Introducing Nyckel Image Search Functions

Nyckel Image Search functions enable cross-modal semantic search of images and text using the latest Deep Learning technology. Get started with a few simple API commands.

Oscar Beijbom

Apr 2022

We just released a new function type: Search! Our Search functions complement our Classification functions and broaden the use-cases supported by Nyckel. In this blog post I discuss what they are, why we released them, and how they work.

What is a search function?

A search function lets you upload a “gallery” (set) of images and then run queries on that using either a new image or a text string. For example, if your gallery contains different types of vehicles, you can search for “blue sedans” to find, well, blue sedans. Or you can search by providing an image that looks similar to the images you are trying to retrieve.

Nyckel lets you define your own gallery and conduct searches with a few simple API calls. We support galleries up to 10s of millions of images while maintaining around 300-500ms query latency. And as usual, we abstract away the machine learning and infrastructure minutia.

Some use-cases

We added Search due to popular demand from our customers. As it turns out, there are many situations where finding similar images is useful! Here are examples inspired by our beta customers.

Near duplicate detection. Duplicate detection among images is tricky. Small changes in light conditions, resolutions or a few pixels can throw off measures based on the raw pixel content. In such situations Nyckel search can help because our deep learning based technology will match on the “semantic” content rather than raw pixel count.
Text based search for web stores. Web stores and marketplaces typically have large amounts of image content. For such sites, allowing image search based on free-form text queries can be a powerful value-add. For example, a used-car site could allow searches like “blue sedan with gray interior” without having to ask sellers to manually enter every piece of metadata.
Extreme classification. Nyckel Classification functions support up to 100s of classes and require at least 2 examples per class. This tends to cover most classification situations. However, in rare cases there is a need to classify across 1000s of classes, and you may only have 1 example for each class. This scenario is sometimes called “extreme classification” and can be solved using a Search function. Simply find the closest match in the gallery and assign the label of that match to the query. Voila!
Archive discovery. Let’s say you are an engineer at a company that manufactures plastic containers. Your company has been around a long time and has 1000s of legacy CAD drawings in their database. Let’s now say you get a new order and you want to see if there is a previous similar design that you can start from. Nyckel image search enables you to do just that.
Photographic barcodes. Barcodes and RFID tags are great ways to link a physical object to a database. But there are many situations where they are impractical or haven’t been applied yet, for example in manufacturing or in field work. There are also situations where they can be manipulated, for example in stores that sell expensive watches. In these situations image search is a great alternative. Instead of scanning a barcode you just take a picture of the object itself and instantly retrieve similar objects from the database. You can quickly verify that the search is correct and then retrieve the desired meta-data like product name & number.

Under the hood

Our search functions are both “semantic” and “cross-modal”. They are “semantic” because they search the image content (in the sense that a human would describe it) rather than the raw pixels. And they are “cross-modal” because we allow both image and text queries. These features are enabled by two key innovations.

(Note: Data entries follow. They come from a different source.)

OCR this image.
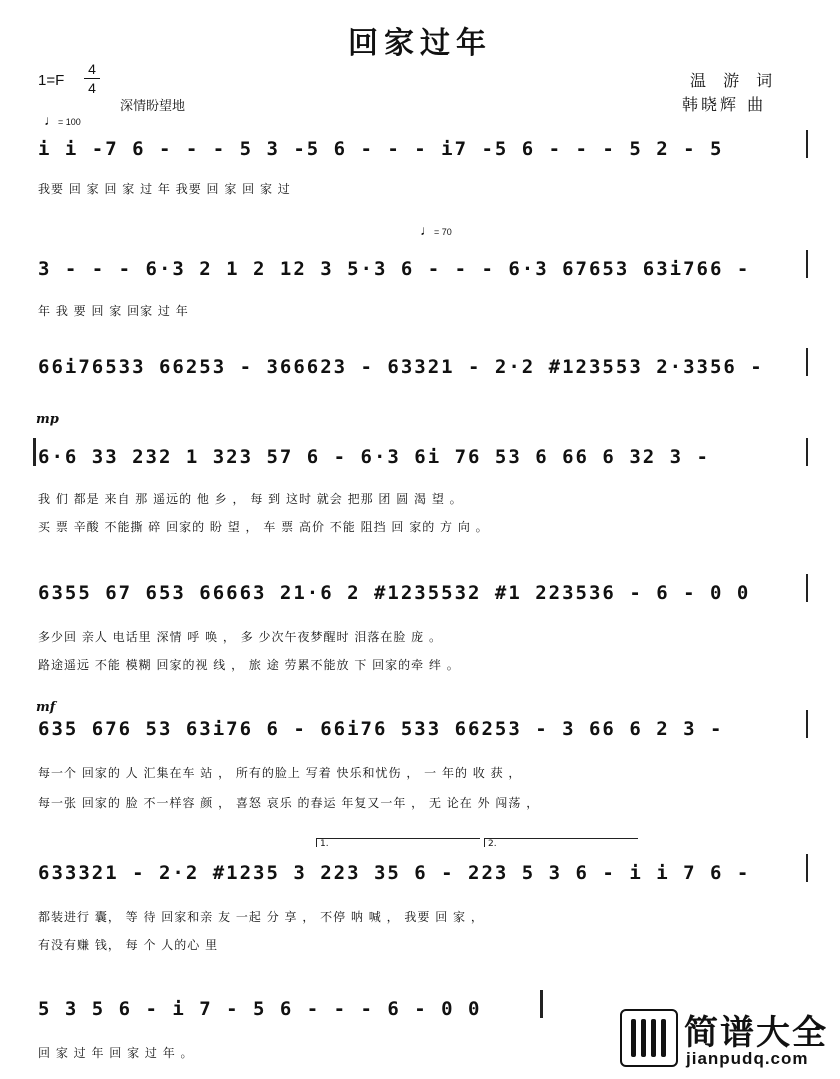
回家过年
1=F
4
4
深情盼望地
♩= 100
♩= 70
温 游 词
韩晓辉 曲
mp
mf
i i -7 6 - - - 5 3 -5 6 - - - i7 -5 6 - - - 5 2 - 5
我要 回 家 回 家 过 年 我要 回 家 回 家 过
3 - - - 6·3 2 1 2 12 3 5·3 6 - - - 6·3 67653 63i766 -
年 我 要 回 家 回家 过 年
66i76533 66253 - 366623 - 63321 - 2·2 #123553 2·3356 -
6·6 33 232 1 323 57 6 - 6·3 6i 76 53 6 66 6 32 3 -
我 们 都是 来自 那 遥远的 他 乡 ， 每 到 这时 就会 把那 团 圆 渴 望 。
买 票 辛酸 不能撕 碎 回家的 盼 望 ， 车 票 高价 不能 阻挡 回 家的 方 向 。
6355 67 653 66663 21·6 2 #1235532 #1 223536 - 6 - 0 0
多少回 亲人 电话里 深情 呼 唤 ， 多 少次午夜梦醒时 泪落在脸 庞 。
路途遥远 不能 模糊 回家的视 线 ， 旅 途 劳累不能放 下 回家的牵 绊 。
635 676 53 63i76 6 - 66i76 533 66253 - 3 66 6 2 3 -
每一个 回家的 人 汇集在车 站 ， 所有的脸上 写着 快乐和忧伤 ， 一 年的 收 获 ，
每一张 回家的 脸 不一样容 颜 ， 喜怒 哀乐 的春运 年复又一年 ， 无 论在 外 闯荡 ，
1.	2.
633321 - 2·2 #1235 3 223 35 6 - 223 5 3 6 - i i 7 6 -
都装进行 囊， 等 待 回家和亲 友 一起 分 享 ， 不停 呐 喊 ， 我要 回 家 ，
有没有赚 钱， 每 个 人的心 里
5 3 5 6 - i 7 - 5 6 - - - 6 - 0 0
回 家 过 年 回 家 过 年 。	简谱大全
jianpudq.com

First, we use deep learning to transform the image and text into a “joint embedding space”. This is a vector-space that is configured such that the order of euclidean distances in that space corresponds to the order of semantic distances between the actual objects. In other words: if two images show objects that are similar to the human eye, their vector embeddings are close to each other. This is an active area of research and the quality of the embeddings are improving rapidly. Breakthrough work includes for example CLIP from Open AI.

Second, we use modern vector search technology that enables searching huge vector spaces very quickly. I’m not going to go into all the details, but this blog post from Meta provides some of the relevant background.

A demo application

To demonstrate the power of our search functions, we created one for NFTs (Non Fungible Tokens). The function gallery contains over 3 Million NFTs and can be searched by both text and image queries. Go ahead and give it a try!

In conclusion

We created Search functions to complement our Classification functions and broaden the type of use-cases Nyckel supports. Access is open so go ahead and give it a try today!